RISCHIO CUORE – «Anche se non esistono prove chiare che la riduzione dei trigliceridi si associ a una diminuzione del rischio cardiovascolare – spiega Adriana Branchi, responsabile del Centro per lo studio e la prevenzione dell’aterosclerosi, Fondazione Policlinico di Milano – le linee guida dell’Endocrine Society raccomandano di fare attenzione ai trigliceridi per prevenire l’aterosclerosi.

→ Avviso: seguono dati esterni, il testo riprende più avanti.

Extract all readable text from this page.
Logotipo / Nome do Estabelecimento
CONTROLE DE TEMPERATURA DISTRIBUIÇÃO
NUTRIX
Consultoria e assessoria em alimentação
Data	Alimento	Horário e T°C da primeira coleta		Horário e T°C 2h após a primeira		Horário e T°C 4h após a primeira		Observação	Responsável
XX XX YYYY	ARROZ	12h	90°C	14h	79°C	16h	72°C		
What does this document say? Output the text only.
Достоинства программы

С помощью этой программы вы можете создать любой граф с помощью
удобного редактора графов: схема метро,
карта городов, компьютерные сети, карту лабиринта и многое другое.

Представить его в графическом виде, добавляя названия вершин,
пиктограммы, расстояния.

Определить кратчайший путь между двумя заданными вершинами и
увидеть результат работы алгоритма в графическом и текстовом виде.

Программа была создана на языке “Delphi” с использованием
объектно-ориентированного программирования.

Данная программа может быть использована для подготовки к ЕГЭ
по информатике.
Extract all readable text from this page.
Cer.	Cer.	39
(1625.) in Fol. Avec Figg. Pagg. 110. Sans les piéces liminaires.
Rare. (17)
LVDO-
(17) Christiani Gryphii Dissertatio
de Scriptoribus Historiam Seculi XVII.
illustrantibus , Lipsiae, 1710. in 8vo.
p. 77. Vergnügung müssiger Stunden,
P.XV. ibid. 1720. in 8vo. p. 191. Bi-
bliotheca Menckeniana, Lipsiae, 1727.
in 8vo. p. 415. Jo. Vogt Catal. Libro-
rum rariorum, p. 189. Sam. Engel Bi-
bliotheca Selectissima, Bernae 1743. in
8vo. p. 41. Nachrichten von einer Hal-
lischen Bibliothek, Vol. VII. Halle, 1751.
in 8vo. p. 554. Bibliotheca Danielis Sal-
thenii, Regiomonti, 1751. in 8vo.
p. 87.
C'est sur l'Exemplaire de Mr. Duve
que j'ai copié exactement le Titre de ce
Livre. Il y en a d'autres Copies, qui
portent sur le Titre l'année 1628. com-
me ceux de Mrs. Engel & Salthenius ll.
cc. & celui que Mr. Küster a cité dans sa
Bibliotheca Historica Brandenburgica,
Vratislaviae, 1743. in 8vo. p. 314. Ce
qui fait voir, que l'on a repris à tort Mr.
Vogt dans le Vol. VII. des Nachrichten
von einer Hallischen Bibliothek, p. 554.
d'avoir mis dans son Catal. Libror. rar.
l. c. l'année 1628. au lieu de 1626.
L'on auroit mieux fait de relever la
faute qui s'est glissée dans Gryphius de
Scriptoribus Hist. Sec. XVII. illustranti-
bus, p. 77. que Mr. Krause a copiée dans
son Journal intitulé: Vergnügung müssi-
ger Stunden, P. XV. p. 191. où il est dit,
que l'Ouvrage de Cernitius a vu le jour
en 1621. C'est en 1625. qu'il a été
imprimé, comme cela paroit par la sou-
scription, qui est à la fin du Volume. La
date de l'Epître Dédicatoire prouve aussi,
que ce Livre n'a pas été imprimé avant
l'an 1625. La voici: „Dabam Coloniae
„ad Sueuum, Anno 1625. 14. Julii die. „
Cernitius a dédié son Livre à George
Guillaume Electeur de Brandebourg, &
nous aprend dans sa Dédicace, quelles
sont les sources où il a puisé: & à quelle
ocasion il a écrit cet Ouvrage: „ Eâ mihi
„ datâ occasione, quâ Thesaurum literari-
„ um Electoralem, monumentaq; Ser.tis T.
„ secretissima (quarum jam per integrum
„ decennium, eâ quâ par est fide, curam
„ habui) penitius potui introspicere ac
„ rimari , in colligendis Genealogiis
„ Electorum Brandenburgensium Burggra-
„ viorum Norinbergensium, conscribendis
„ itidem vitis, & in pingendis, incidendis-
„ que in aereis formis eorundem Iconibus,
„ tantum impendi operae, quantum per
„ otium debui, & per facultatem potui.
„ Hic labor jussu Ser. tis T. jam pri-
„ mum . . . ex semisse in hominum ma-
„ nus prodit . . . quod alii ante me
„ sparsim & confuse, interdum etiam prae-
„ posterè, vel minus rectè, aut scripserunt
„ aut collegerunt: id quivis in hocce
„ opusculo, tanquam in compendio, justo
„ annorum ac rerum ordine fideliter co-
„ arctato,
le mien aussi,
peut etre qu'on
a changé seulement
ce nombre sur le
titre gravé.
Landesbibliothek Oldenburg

Questa posizione, analoga a quella della Società europea dell’aterosclerosi, è un passo avanti su un tema molto dibattuto dagli esperti». Il livello desiderabile per i trigliceridi è al di sotto di 150 mg/dl. Che cosa fare se bisogna ridurli? «Dipende dall’entità del l’ipertrigliceridemia – risponde l’esperta -, ma prima ancora dalle sue cause.

Obesità, diabete, sindrome metabolica sono spesso associate a livelli alti di trigliceridi, che si possono riscontrare anche in gravidanza, o come conseguenza dell’uso di certi farmaci, dell’abuso di alcolici, di malattie renali, di ipotiroidismo, di alterazioni genetiche. Queste ultime si accompagnano in alcuni casi a livelli estremamente elevati di trigliceridi e il trattamento deve essere tempestivo, perché pongono il paziente a rischio di pancreatite».

I CONSIGLI – «Confortante – prosegue l’esperta – è che l’ipertrigliceridemia, se modesta, può essere combattuta adeguando lo stile di vita. Solo in un secondo tempo, o nelle situazioni di particolare gravità, si deve ricorrere ai farmaci».

Gli accorgimenti che aiutano ad abbassare i trigliceridi sono in primo luogo la riduzione del peso, se necessario, e la correzione della dieta. Vanno limitati gli zuccheri semplici e i cibi ad alto indice glicemico (riso brillato, pane bianco, patate).

E i grassi? «Sembrerà strano – dice Branchi – ma le diete molto povere di grassi non sono efficaci nel ridurre i trigliceridi quanto le diete un po’ meno povere di grassi, che siano però grassi ” buoni”, come quelli dell’olio d’oliva, della frutta secca a guscio e, prima ancora, come gli omega 3 dei pesci».